Junts entierra el decreto de vivienda del Gobierno tras acusarle Díaz de "racista": "Imposible. Está muerto"

"Ya lo estaba, pero las acusaciones de la vicepresidenta lo certifican. No lo aprobaremos", confirman fuentes de la dirección independentista

El Mundo, Víctor Mondelo , Álvaro Carvajal, 17-04-2026

Yolanda Díaz puede perder toda esperanza de salvar el decreto de la prórroga de alquileres gracias a los votos de Junts. La formación dirigida por Carles Puigdemont nunca llegó a plantearse permitir su validación en el Congreso, pero las acusaciones de «racismo» y «clasismo» que la vicepresidenta segunda del Gobierno vertió ayer contra la formación independentista ratifican la defunción del texto, según confirman fuentes de la dirección neoconvergente a EL MUNDO.

«Es imposible que lo aprobemos. Está muerto. Ya lo estaba, pero las palabras de Díaz lo certifican», garantizan desde la cúpula del partido secesionista, que ha decidido suspender oficialmente toda relación con Sumar, a raíz de las palabras de Díaz, a pesar de que, en la práctica, «no existen conversaciones con el Gobierno ni con Sumar», precisan las mismas fuentes.

«Si el próximo 28 de abril deciden llevarlo a votación, lo pueden dar por perdido. No hay agua en la piscina. No tienen mayoría. Y, así, no van a aprobar una sola medida de vivienda», añaden las mismas voces.

Las palabras de Díaz dinamitaron un intento de tender puentes con el partido catalán para propiciar un clima más favorable para negociar un pacto en vivienda. Con ese afán, Sumar sopesó hacer un guiño a Junts el pasado martes para ayudarle con sus votos a que se admitiera a trámite su propuesta de ley para prohibir el burka. Sin embargo, la constatación de que la iniciativa iba a decaer y de que Junts no daba ninguna garantía de que fuera a cambiar de posición con respecto a la prórroga de los alquileres llevaron a Sumar a votar en contra. Pero ese sentido del voto como gesto a Junts se debatió internamente en el grupo parlamentario, como desvelaron diversas fuentes de Sumar.

Asimismo, la formación de izquierda había evitado también confrontar directamente con Junts a lo largo de las últimas semanas, cuando trataba de presionar con sus declaraciones públicas a la derecha para que cambiara de posición. En lugar de poner el foco sobre el partido independentista, los portavoces de Sumar cargaron toda la culpa en el PP y poco o nada decían de Junts.

En la entrevista en Más de Uno, de Onda Cero, en la que Díaz atacó a los independentistas ya aseguró que no puede «comprender» que las «tres derechas» se coloquen en contra del decreto y sostuvo de que toda la gente está siendo «víctima» de la subida de los precios y que, por tanto, esto no afecta a la gente por ideologías.

Más allá de las consecuencias que se avecinan para Sumar y, por ende, para el Gobierno que forma con el PSOE, Puigdemont se apresuró a replicar a Díaz, con la que decidió romper todo lazo al espetarle: «Buen viento. La próxima vez que el PP te haga vicepresidenta».

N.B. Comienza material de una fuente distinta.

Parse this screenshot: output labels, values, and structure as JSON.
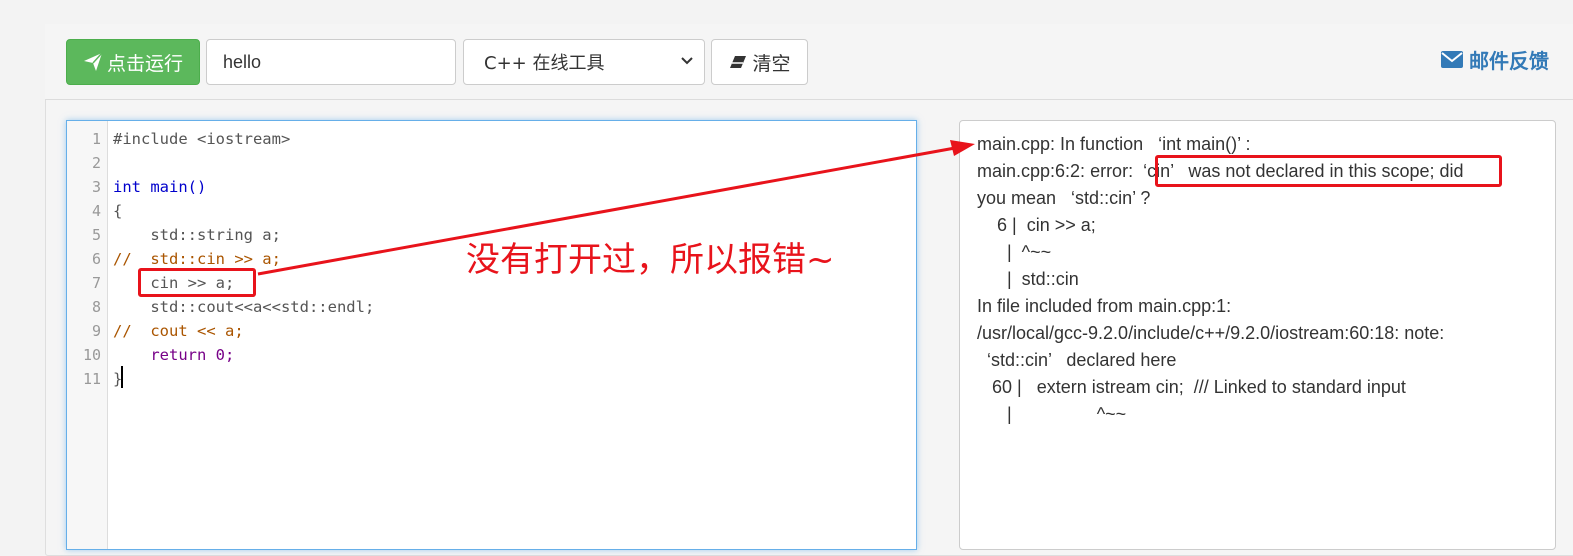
{
  "toolbar": {
    "run_label": "点击运行",
    "input_value": "hello",
    "language_selected": "C++ 在线工具",
    "clear_label": "清空",
    "feedback_label": "邮件反馈"
  },
  "icons": {
    "run": "paper-plane-icon",
    "clear": "eraser-icon",
    "feedback": "envelope-icon",
    "select": "chevron-down-icon"
  },
  "editor": {
    "lines": [
      {
        "n": "1",
        "text": "#include <iostream>"
      },
      {
        "n": "2",
        "text": ""
      },
      {
        "n": "3",
        "text": "int main()"
      },
      {
        "n": "4",
        "text": "{"
      },
      {
        "n": "5",
        "text": "    std::string a;"
      },
      {
        "n": "6",
        "text": "//  std::cin >> a;"
      },
      {
        "n": "7",
        "text": "    cin >> a;"
      },
      {
        "n": "8",
        "text": "    std::cout<<a<<std::endl;"
      },
      {
        "n": "9",
        "text": "//  cout << a;"
      },
      {
        "n": "10",
        "text": "    return 0;"
      },
      {
        "n": "11",
        "text": "}"
      }
    ]
  },
  "output": {
    "lines": [
      "main.cpp: In function   ‘int main()’ :",
      "main.cpp:6:2: error:  ‘cin’   was not declared in this scope; did",
      "you mean   ‘std::cin’ ?",
      "    6 |  cin >> a;",
      "      |  ^~~",
      "      |  std::cin",
      "In file included from main.cpp:1:",
      "/usr/local/gcc-9.2.0/include/c++/9.2.0/iostream:60:18: note:",
      "  ‘std::cin’   declared here",
      "   60 |   extern istream cin;  /// Linked to standard input",
      "      |                 ^~~"
    ]
  },
  "annotation": {
    "text": "没有打开过，所以报错~",
    "color": "#e8131b"
  },
  "colors": {
    "run_button": "#5cb85c",
    "link": "#337ab7",
    "highlight": "#e8131b"
  }
}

El ex presidente de la Generalitat acusó a Díaz de «no conocer» a los votantes de Junts y de «vivir del mito fundacional del españolismo en Cataluña, según el cual todo aquello que es catalán (y catalanohablante) es de derechas, burgués, a menudo especulador y, por descontado, carlista».

«Como no le gusta lo que votamos en el Congreso, se revuelve insultándonos y no precisamente rebatiéndonos. Que es lo que hacen los populistas», completó.

Lejos queda ya el interesado acercamiento que Díaz realizó en septiembre de 2023 a Puigdemont, cuando acudió a Bruselas para verse con el independentista, rehabilitarlo políticamente e intentar allanar la investidura de Sánchez. Díaz viajó sin el beneplácito del Gobierno en funciones intentando tejer una relación bilateral con Puigdemont, que ayer dinamitó por completo con sus contundentes acusaciones hacia Junts.

A ese encuentro se sumó un mes después el del secretario de organización del PSOE, Santos Cerdán, para exhibir el pacto con Junts sobre la amnistía que desbrozó definitivamente el camino a la investidura de Sánchez. Acuerdo que acabó fracturándose el asado diciembre por los incumplimientos de los socialistas con Junts.